Attending the event were:
|Bifrangi UK Limited|
|City of Lincoln Council|
|Coptech Technology Limited|
|Dynex Semiconductor Limited|
|Education Business Partnership|
|Hindles of Lincoln|
|ITP Engines UK Limited|
|Industrial Marine Power|
|James Dawson & Son Limited|
|Lincat Group Plc|
|Lincoln Crankshaft & Machine Limited|
|Lincolnshire County Council|
|Lincolnshire & Rutland Employment & Skills Board|
|Napier Turbochargers Limited|
|NMB Minebea UK Limited|
|North Lindsey College|
|Optima Graphic Design Consultants Limited|
|Rakon UK Limited|
|Rilmac (Holdings) Limited|
|Siemens Industrial Turbomachinery|
|Specialist Heat Exchangers|
|University of Lincoln|
|VXI Power Limited|
Engineering’s Dr Wing-Kuen Ling (better known to us all as ‘Bingo’) has been given the prestigious invitation to join the Institute of Electronic and Electrical Engineers’ Circuits and Systems Society Technical Committee on Nonlinear systems.
The IEEE is the world’s largest society for the advancement of technology.
The IEEE Circuits and Systems Society is the leading organization that promotes the advancement of the theory, analysis, design, tools, and implementation of circuits and systems. The field spans their theoretical foundations, applications, and architectures, as well as circuits and systems implementation of algorithms for signal and information processing.
The Society brings engineers, researchers, scientists and others involved in circuits and systems applications access to the industry’s most essential technical information, networking opportunities, career development tools and many other exclusive benefits.
Local members with similar technical interests engage in professional exchange through the Society’s 10 regional chapters in the United States, Canada, Europe, the Middle East, Africa, Latin America, Asia, Australia and the Pacific.
It’s only 12 weeks until we move into our new building. On the ground floor are some of our experimental laboratories, in particular our engine test cells. The cells each have an associated control centre separated by safety materials, from where experiments can be conducted remotely.
Pictured is the control centre for the Lotus Free-Piston Engine when it was under development in the Test Cells at the University of Loughborough, with the actual engine cell visible in the background through double safety glass.
The task I’ve got now is to move our experimental engines into the new build, and get them all running, commissioned and most challenging of all, correctly wired up into the data acquisition and control systems.
The picture of the Lotus engine gives an indication of the amount of sensor and actuator cabling associated with each engine.
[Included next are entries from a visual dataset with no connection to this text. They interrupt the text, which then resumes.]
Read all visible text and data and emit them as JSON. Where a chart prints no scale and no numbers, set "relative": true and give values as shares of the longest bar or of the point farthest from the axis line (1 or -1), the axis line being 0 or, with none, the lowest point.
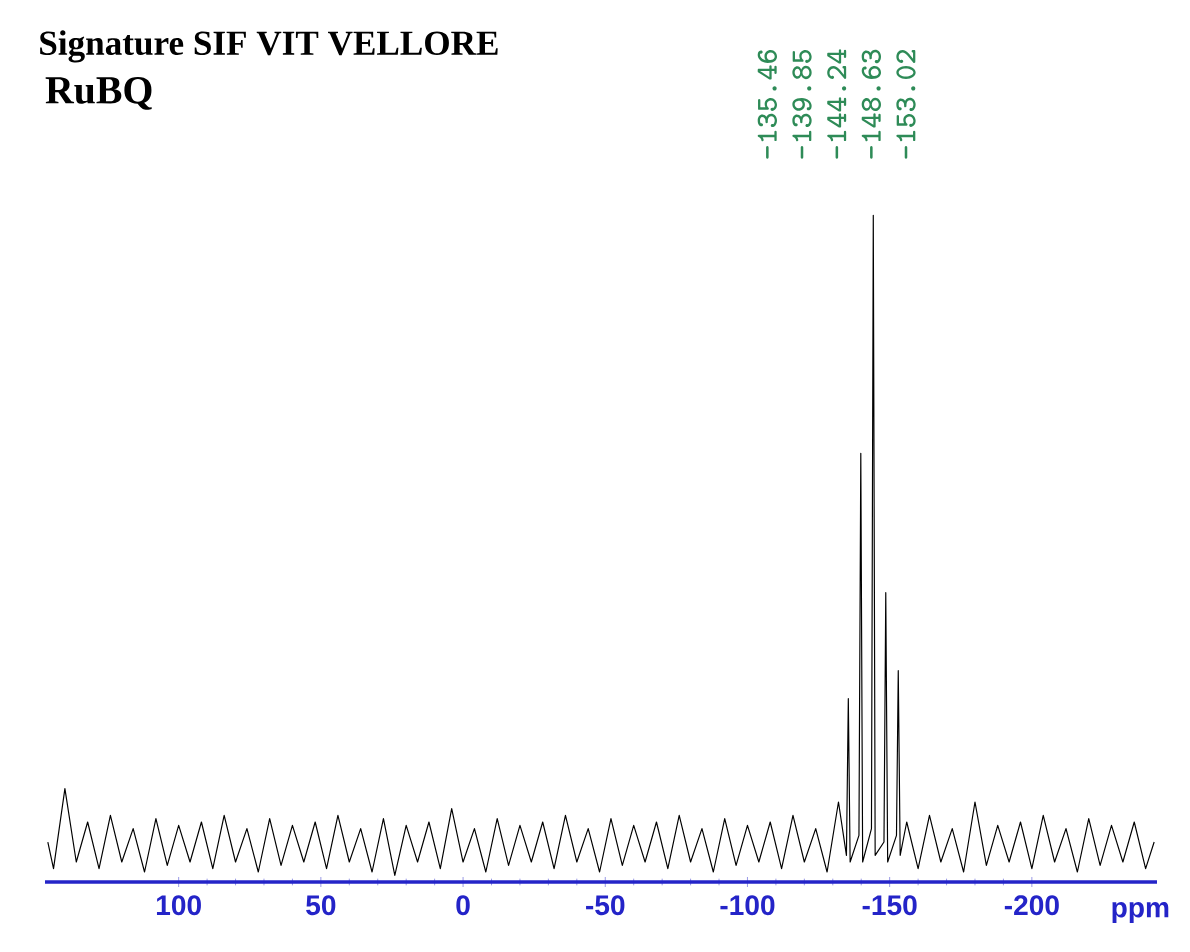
{
  "chart_data": {
    "type": "line",
    "title": "Signature SIF VIT VELLORE",
    "subtitle": "RuBQ",
    "xlabel": "ppm",
    "relative": true,
    "color": "#000000",
    "xlim": [
      147,
      -244
    ],
    "xticks": [
      100,
      50,
      0,
      -50,
      -100,
      -150,
      -200
    ],
    "annotations": [
      "-135.46",
      "-139.85",
      "-144.24",
      "-148.63",
      "-153.02"
    ],
    "x": [
      146,
      144,
      140,
      136,
      132,
      128,
      124,
      120,
      116,
      112,
      108,
      104,
      100,
      96,
      92,
      88,
      84,
      80,
      76,
      72,
      68,
      64,
      60,
      56,
      52,
      48,
      44,
      40,
      36,
      32,
      28,
      24,
      20,
      16,
      12,
      8,
      4,
      0,
      -4,
      -8,
      -12,
      -16,
      -20,
      -24,
      -28,
      -32,
      -36,
      -40,
      -44,
      -48,
      -52,
      -56,
      -60,
      -64,
      -68,
      -72,
      -76,
      -80,
      -84,
      -88,
      -92,
      -96,
      -100,
      -104,
      -108,
      -112,
      -116,
      -120,
      -124,
      -128,
      -132,
      -134.8,
      -135.46,
      -136.1,
      -139.2,
      -139.85,
      -140.5,
      -143.6,
      -144.24,
      -144.9,
      -148.0,
      -148.63,
      -149.3,
      -152.4,
      -153.02,
      -153.7,
      -156,
      -160,
      -164,
      -168,
      -172,
      -176,
      -180,
      -184,
      -188,
      -192,
      -196,
      -200,
      -204,
      -208,
      -212,
      -216,
      -220,
      -224,
      -228,
      -232,
      -236,
      -240,
      -243
    ],
    "values": [
      0.06,
      0.02,
      0.14,
      0.03,
      0.09,
      0.02,
      0.1,
      0.03,
      0.08,
      0.015,
      0.095,
      0.025,
      0.085,
      0.03,
      0.09,
      0.02,
      0.1,
      0.03,
      0.08,
      0.015,
      0.095,
      0.025,
      0.085,
      0.03,
      0.09,
      0.02,
      0.1,
      0.03,
      0.08,
      0.015,
      0.095,
      0.01,
      0.085,
      0.03,
      0.09,
      0.02,
      0.11,
      0.03,
      0.08,
      0.015,
      0.095,
      0.025,
      0.085,
      0.03,
      0.09,
      0.02,
      0.1,
      0.03,
      0.08,
      0.015,
      0.095,
      0.025,
      0.085,
      0.03,
      0.09,
      0.02,
      0.1,
      0.03,
      0.08,
      0.015,
      0.095,
      0.025,
      0.085,
      0.03,
      0.09,
      0.02,
      0.1,
      0.03,
      0.08,
      0.015,
      0.12,
      0.04,
      0.275,
      0.03,
      0.07,
      0.643,
      0.03,
      0.08,
      1,
      0.04,
      0.06,
      0.434,
      0.03,
      0.07,
      0.317,
      0.04,
      0.09,
      0.02,
      0.1,
      0.03,
      0.08,
      0.015,
      0.12,
      0.025,
      0.085,
      0.03,
      0.09,
      0.02,
      0.1,
      0.03,
      0.08,
      0.015,
      0.095,
      0.025,
      0.085,
      0.03,
      0.09,
      0.02,
      0.06
    ]
  }
}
Engines are generally under computer control via either LabView, or running Matlab and Simulink developed control algorithms under DSpace. It’s quite rare for me to hand write code these days, DSpace compiles control structures from simulink into C, and downloads it onto ta converters.he host control microprocessor and associated A-D and D-A converters.
A lot of our engine laboratory equipment has been stored at the ThinkTank until the move, so we’re just starting the process of going through it all and allocating space.
I have trawled some more photos of Research Brainstorming and Sandpits out of the vaults. There are lots of different methods of brainstorming for research projects and solutions, so I’ve posted some ideas from another Sandpit which was operated by Proctor and Gamble.
The method centres around the IWWMW (which stands for ‘In What Way Might We?’) wall. This wall acts as a focus for the day’s (or week’s) activities.
In the first instance, after a problem briefing, the wall is open to place posts centred around the core problem issues ‘in what way might we solve x?’
Only two types of post are allowed: proposals and IWWMWs. Proposals group with problem issues, and suggest avenues of technology, research or solutions. At no time is criticism allowed, the only way to address proposals is via another layer of IWWMWs.
Good sport is to be had during the ‘re-alignment’ sessions, where everyone has the opportunity to move any or all the posts around on the wall to bring associated problems and solutions together into research projects. Sometimes it seems like the entire wall is in movement at the same time.
This very basic methodology is one which I’ve found to be the most effective for brainstorming and working up research proposals. A session like this can easily generate a dozen Research Council standard proposals between a couple of dozen people if everyone buys into the process.